The pyramids at gizeh predate most of that. They predate algebra by some 800 years.
Of course, despite Pythagoras not being born for some 2000 years, they DID have Rope stretchers to create square angles. They also had square levels and plumb bobs for making straight blocks and level surfaces.
You don't even need maths, just rope and gravity.
https://en.m.wikipedia.org/wiki/History_of_mathematics
"From 3000 BC the Mesopotamian states of Sumer, Akkad and Assyria, followed closely by Ancient Egypt and the Levantine state of Ebla began using arithmetic, algebra and geometry for purposes of taxation, commerce, trade and also in the patterns in nature, the field of astronomy and to record time and formulate calendars."

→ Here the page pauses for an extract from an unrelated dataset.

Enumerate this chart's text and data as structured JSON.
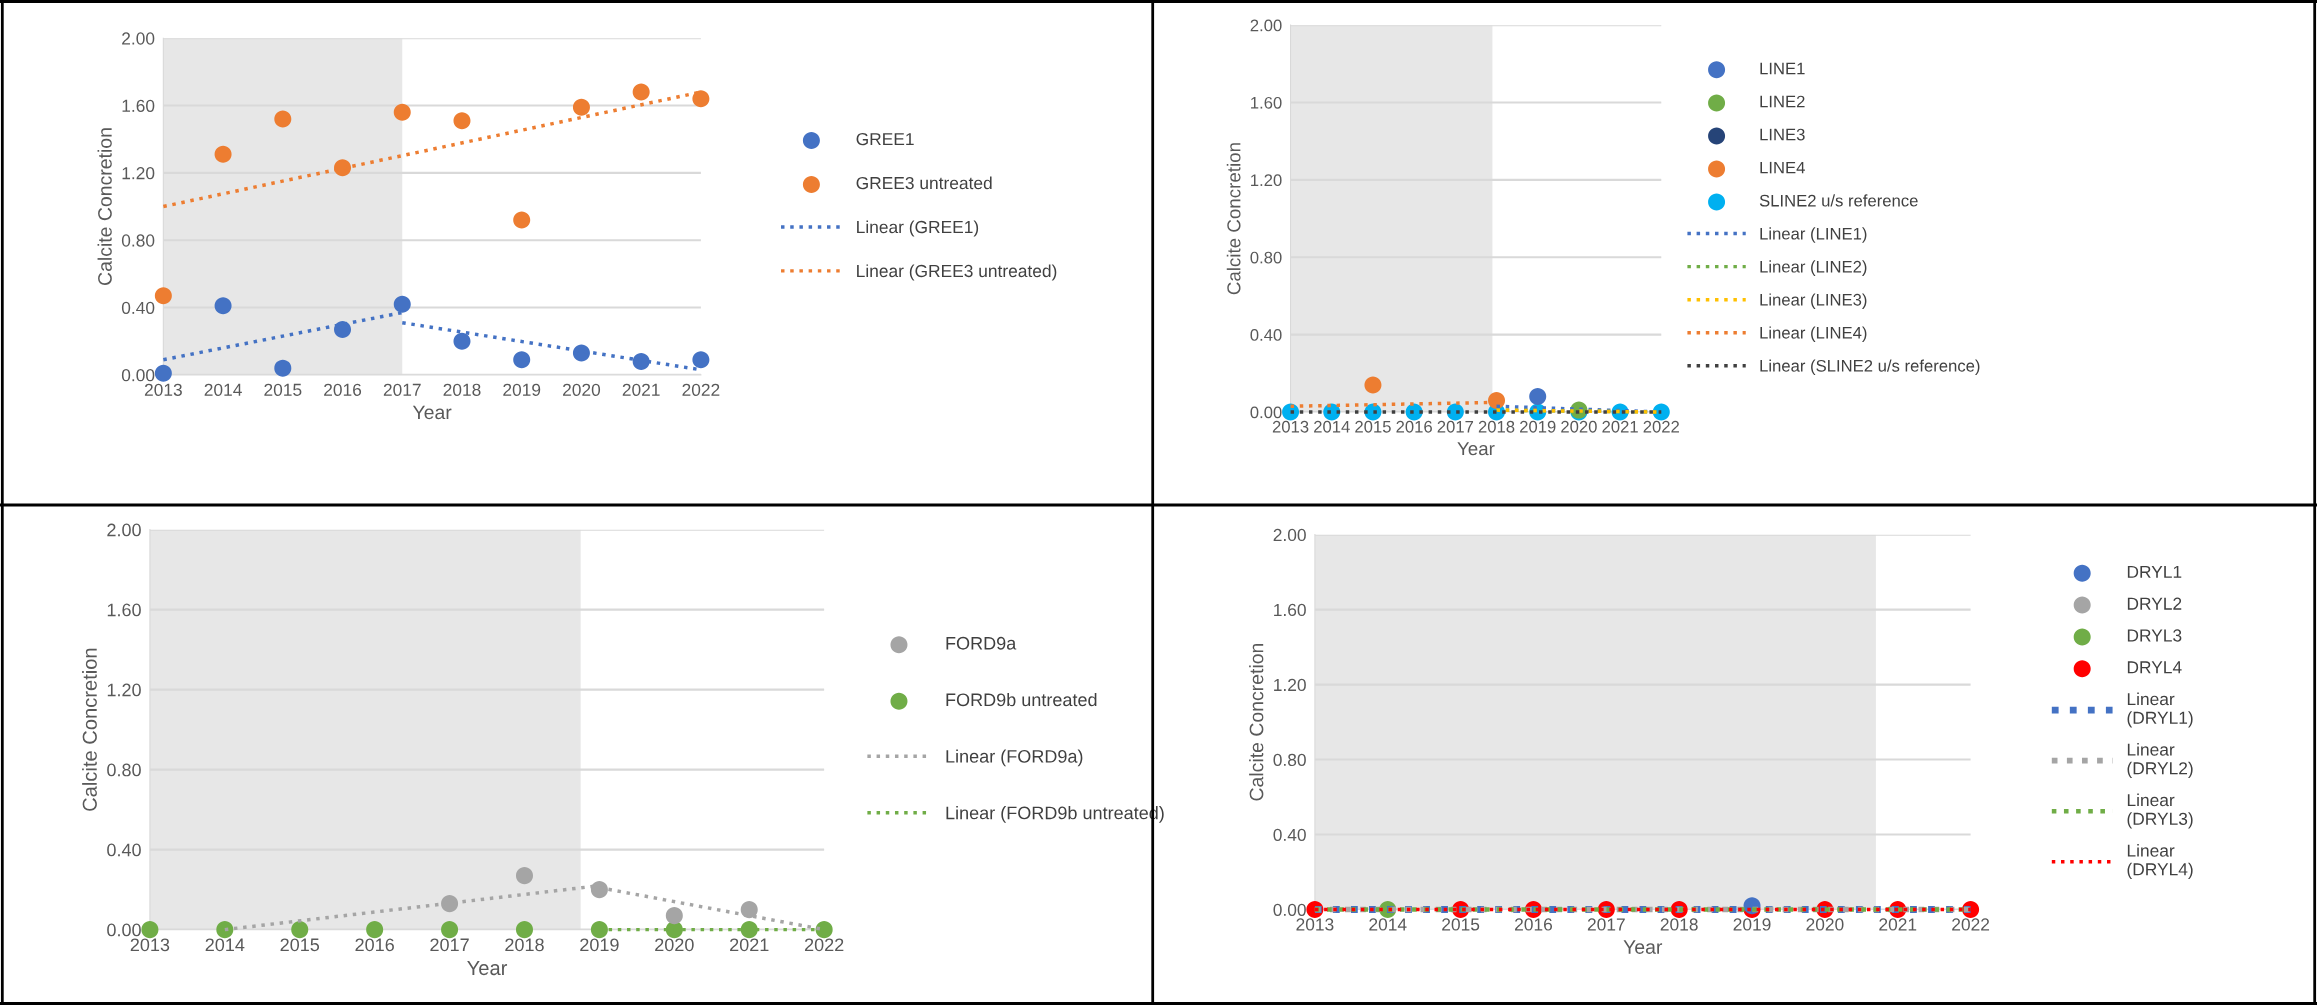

The first "true" pyramids were not built until ~2613. Prior to that it was all step pyramids, which are much less complex - just put a bunch of consecutively smaller squares in a stack. Even then, Djoser was started in ~2670, several hundred years after the "introduction" of basic math. Just because we don't have extant physical mathematical texts surviving from that time doesn't mean they didn't know how to do math.